Curators Zuraida Buter (l) and Iris Peters (r), photo Anthea Moys

She and partner in crime Zuraida Buter want to bring together different fields and disciplines. 'I come from the visual arts and Zuraida from game design. Performance artists know very well how to involve the audience in their work and game designers are constantly testing, refining and improving their work. We think creators can learn from each other.'

Resistance

Professionals have found the festival by now. Lorenzo Pilia is here for the second time. He himself is a curator/organiser of games festivals in Berlin. The games here are a lot more experimental than he is used to. 'This is a really unique festival,' he says. 'It succeeds very well in bringing art, performance and games together. Even though it is very accessible, it is a difficult target group. For many gamers, it's too arty.'

He himself felt some resistance at Chair_Jump_Chute. 'Gaming you usually do alone.
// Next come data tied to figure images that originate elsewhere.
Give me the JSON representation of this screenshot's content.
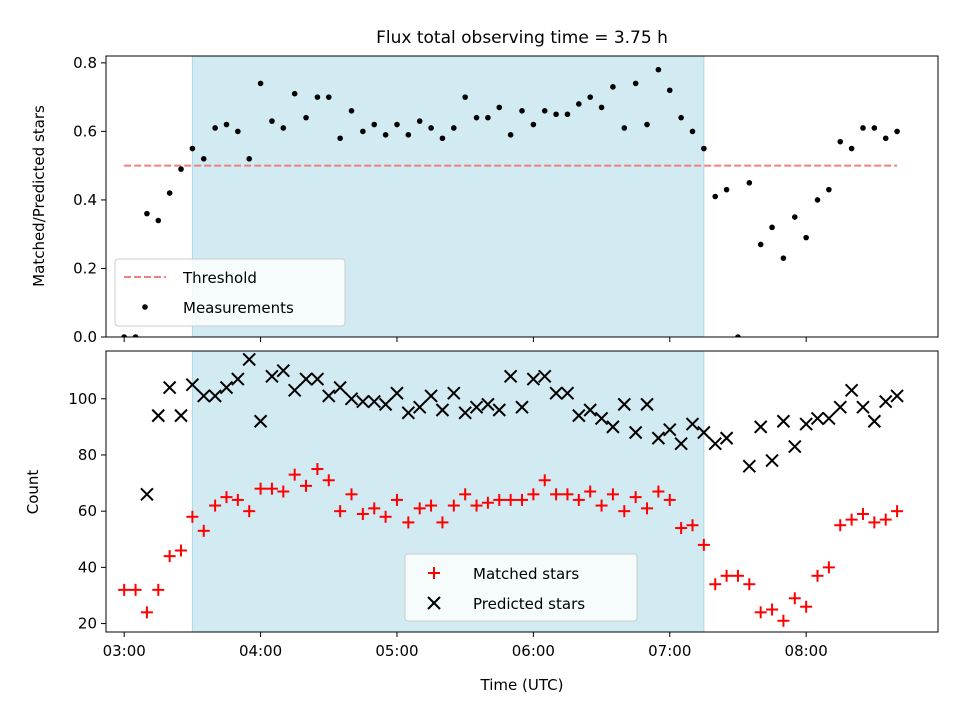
{
  "title": "Flux total observing time = 3.75 h",
  "colors": {
    "band": "#add8e6",
    "threshold": "#f08080",
    "matched": "#ff0000",
    "predicted": "#000000",
    "measurement": "#000000"
  },
  "chart_data": [
    {
      "type": "scatter",
      "panel": "top",
      "title": "Flux total observing time = 3.75 h",
      "xlabel": "",
      "ylabel": "Matched/Predicted stars",
      "xlim": [
        "02:52",
        "08:58"
      ],
      "ylim": [
        0,
        0.82
      ],
      "yticks": [
        "0.0",
        "0.2",
        "0.4",
        "0.6",
        "0.8"
      ],
      "legend": {
        "placement": "lower-left",
        "entries": [
          "Threshold",
          "Measurements"
        ]
      },
      "shaded_interval": [
        "03:30",
        "07:15"
      ],
      "threshold": {
        "name": "Threshold",
        "y": 0.5,
        "x": [
          "03:00",
          "08:40"
        ]
      },
      "series": [
        {
          "name": "Measurements",
          "x": [
            "03:00",
            "03:05",
            "03:10",
            "03:15",
            "03:20",
            "03:25",
            "03:30",
            "03:35",
            "03:40",
            "03:45",
            "03:50",
            "03:55",
            "04:00",
            "04:05",
            "04:10",
            "04:15",
            "04:20",
            "04:25",
            "04:30",
            "04:35",
            "04:40",
            "04:45",
            "04:50",
            "04:55",
            "05:00",
            "05:05",
            "05:10",
            "05:15",
            "05:20",
            "05:25",
            "05:30",
            "05:35",
            "05:40",
            "05:45",
            "05:50",
            "05:55",
            "06:00",
            "06:05",
            "06:10",
            "06:15",
            "06:20",
            "06:25",
            "06:30",
            "06:35",
            "06:40",
            "06:45",
            "06:50",
            "06:55",
            "07:00",
            "07:05",
            "07:10",
            "07:15",
            "07:20",
            "07:25",
            "07:30",
            "07:35",
            "07:40",
            "07:45",
            "07:50",
            "07:55",
            "08:00",
            "08:05",
            "08:10",
            "08:15",
            "08:20",
            "08:25",
            "08:30",
            "08:35",
            "08:40"
          ],
          "y": [
            0.0,
            0.0,
            0.36,
            0.34,
            0.42,
            0.49,
            0.55,
            0.52,
            0.61,
            0.62,
            0.6,
            0.52,
            0.74,
            0.63,
            0.61,
            0.71,
            0.64,
            0.7,
            0.7,
            0.58,
            0.66,
            0.6,
            0.62,
            0.59,
            0.62,
            0.59,
            0.63,
            0.61,
            0.58,
            0.61,
            0.7,
            0.64,
            0.64,
            0.67,
            0.59,
            0.66,
            0.62,
            0.66,
            0.65,
            0.65,
            0.68,
            0.7,
            0.67,
            0.73,
            0.61,
            0.74,
            0.62,
            0.78,
            0.72,
            0.64,
            0.6,
            0.55,
            0.41,
            0.43,
            0.0,
            0.45,
            0.27,
            0.32,
            0.23,
            0.35,
            0.29,
            0.4,
            0.43,
            0.57,
            0.55,
            0.61,
            0.61,
            0.58,
            0.6
          ]
        }
      ]
    },
    {
      "type": "scatter",
      "panel": "bottom",
      "xlabel": "Time (UTC)",
      "ylabel": "Count",
      "xlim": [
        "02:52",
        "08:58"
      ],
      "ylim": [
        17,
        117
      ],
      "xticks": [
        "03:00",
        "04:00",
        "05:00",
        "06:00",
        "07:00",
        "08:00"
      ],
      "yticks": [
        "20",
        "40",
        "60",
        "80",
        "100"
      ],
      "legend": {
        "placement": "lower-center",
        "entries": [
          "Matched stars",
          "Predicted stars"
        ]
      },
      "shaded_interval": [
        "03:30",
        "07:15"
      ],
      "x": [
        "03:00",
        "03:05",
        "03:10",
        "03:15",
        "03:20",
        "03:25",
        "03:30",
        "03:35",
        "03:40",
        "03:45",
        "03:50",
        "03:55",
        "04:00",
        "04:05",
        "04:10",
        "04:15",
        "04:20",
        "04:25",
        "04:30",
        "04:35",
        "04:40",
        "04:45",
        "04:50",
        "04:55",
        "05:00",
        "05:05",
        "05:10",
        "05:15",
        "05:20",
        "05:25",
        "05:30",
        "05:35",
        "05:40",
        "05:45",
        "05:50",
        "05:55",
        "06:00",
        "06:05",
        "06:10",
        "06:15",
        "06:20",
        "06:25",
        "06:30",
        "06:35",
        "06:40",
        "06:45",
        "06:50",
        "06:55",
        "07:00",
        "07:05",
        "07:10",
        "07:15",
        "07:20",
        "07:25",
        "07:30",
        "07:35",
        "07:40",
        "07:45",
        "07:50",
        "07:55",
        "08:00",
        "08:05",
        "08:10",
        "08:15",
        "08:20",
        "08:25",
        "08:30",
        "08:35",
        "08:40"
      ],
      "series": [
        {
          "name": "Matched stars",
          "marker": "+",
          "values": [
            32,
            32,
            24,
            32,
            44,
            46,
            58,
            53,
            62,
            65,
            64,
            60,
            68,
            68,
            67,
            73,
            69,
            75,
            71,
            60,
            66,
            59,
            61,
            58,
            64,
            56,
            61,
            62,
            56,
            62,
            66,
            62,
            63,
            64,
            64,
            64,
            66,
            71,
            66,
            66,
            64,
            67,
            62,
            66,
            60,
            65,
            61,
            67,
            64,
            54,
            55,
            48,
            34,
            37,
            37,
            34,
            24,
            25,
            21,
            29,
            26,
            37,
            40,
            55,
            57,
            59,
            56,
            57,
            60
          ]
        },
        {
          "name": "Predicted stars",
          "marker": "x",
          "values": [
            null,
            null,
            66,
            94,
            104,
            94,
            105,
            101,
            101,
            104,
            107,
            114,
            92,
            108,
            110,
            103,
            107,
            107,
            101,
            104,
            100,
            99,
            99,
            98,
            102,
            95,
            97,
            101,
            96,
            102,
            95,
            97,
            98,
            96,
            108,
            97,
            107,
            108,
            102,
            102,
            94,
            96,
            93,
            90,
            98,
            88,
            98,
            86,
            89,
            84,
            91,
            88,
            84,
            86,
            null,
            76,
            90,
            78,
            92,
            83,
            91,
            93,
            93,
            97,
            103,
            97,
            92,
            99,
            101
          ]
        }
      ]
    }
  ]
}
Here you are in the middle of a public space, which feels a lot less private. I prefer to be a spectator at these kinds of works. Once I got over that, I really enjoyed it. It is very challenging to explore the content of this work myself.' Creator Marloeke van der Vlugt says many people find it very liberating. 'There is a playful person in everyone.'

Good to know Good to know

Playful Arts Festival is an initiative of Wave of Tomorrow and Zo-ii.